I've started using Python for all my game programming, and I'm loving it. I have so far been using Pygame for things like input handling and FPS control, but pyOpenGL on the graphics side. I've been looking through the pyOpenGL GLUT documentation and wondering whether there would be any advantage to using GLUT's event handling system, i.e. registering a callback function for all mouse and keyboard events, instead of processing Pygame's event queue each frame, which has worked fine for me so far.
My inclination is to not fix what ain't broke, but I'm also somewhat interested in the pop-up functionality GLUT offers, as I'm in the middle of building a level editor for my game. In short, is there anything I'd be losing by switching from pygame to GLUT for window management and input handling?
Thanks,
- Chris Doucette
Pygame was originally called pySDL, because it was simply a python wrapper for SDL - of course pygame now offers more (using SDL_ttf and SDL_mixer for fonts and sounds, MPEG playback with ffmpeg, plus many modules to help you do a wealth of other interesting things). So you can think about this as SDL vs GLUT. EDIT: and OneSadCookie compared them nicely above.
Anyway, thanks for the advice on SDL vs. GLUT. I would rather stick with the infrastructure I've already got working. One thing that is unfortunately missing from Pygame, though, is any way of interacting with the menubar, and it's not intuitive how to make it play nicely with a separate Python GUI package like wxWidgets; any suggestions on that front?

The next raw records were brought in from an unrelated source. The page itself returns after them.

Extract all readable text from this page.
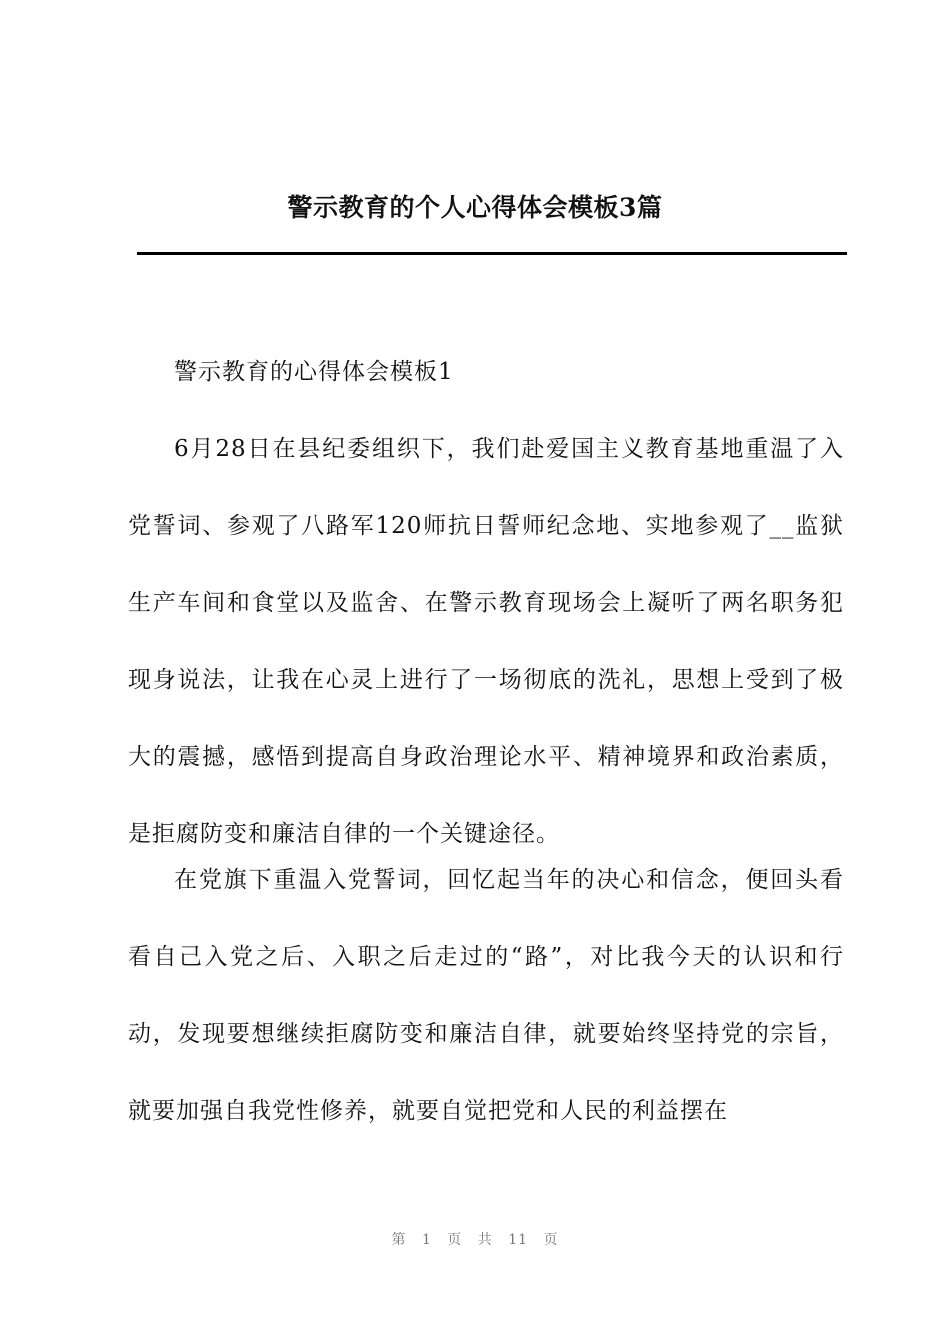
警示教育的个人心得体会模板3篇
警示教育的心得体会模板1
6月28日在县纪委组织下，我们赴爱国主义教育基地重温了入党誓词、参观了八路军120师抗日誓师纪念地、实地参观了__监狱生产车间和食堂以及监舍、在警示教育现场会上凝听了两名职务犯现身说法，让我在心灵上进行了一场彻底的洗礼，思想上受到了极大的震撼，感悟到提高自身政治理论水平、精神境界和政治素质，是拒腐防变和廉洁自律的一个关键途径。
在党旗下重温入党誓词，回忆起当年的决心和信念，便回头看看自己入党之后、入职之后走过的“路”，对比我今天的认识和行动，发现要想继续拒腐防变和廉洁自律，就要始终坚持党的宗旨，就要加强自我党性修养，就要自觉把党和人民的利益摆在
第 1 页 共 11 页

You want to stick with the standard SDL-based window & events, if they're already working for you.
(Under the hood, it's all Cocoa, so there's no efficiency concerns here).
You're still going to need to write an 'engine'. PyGame is only SDL after all.
I meant elements of an engine (IE the individual components that provide all that functionality), and much has been done by the community. Pygame isn't just vanilla SDL, after all.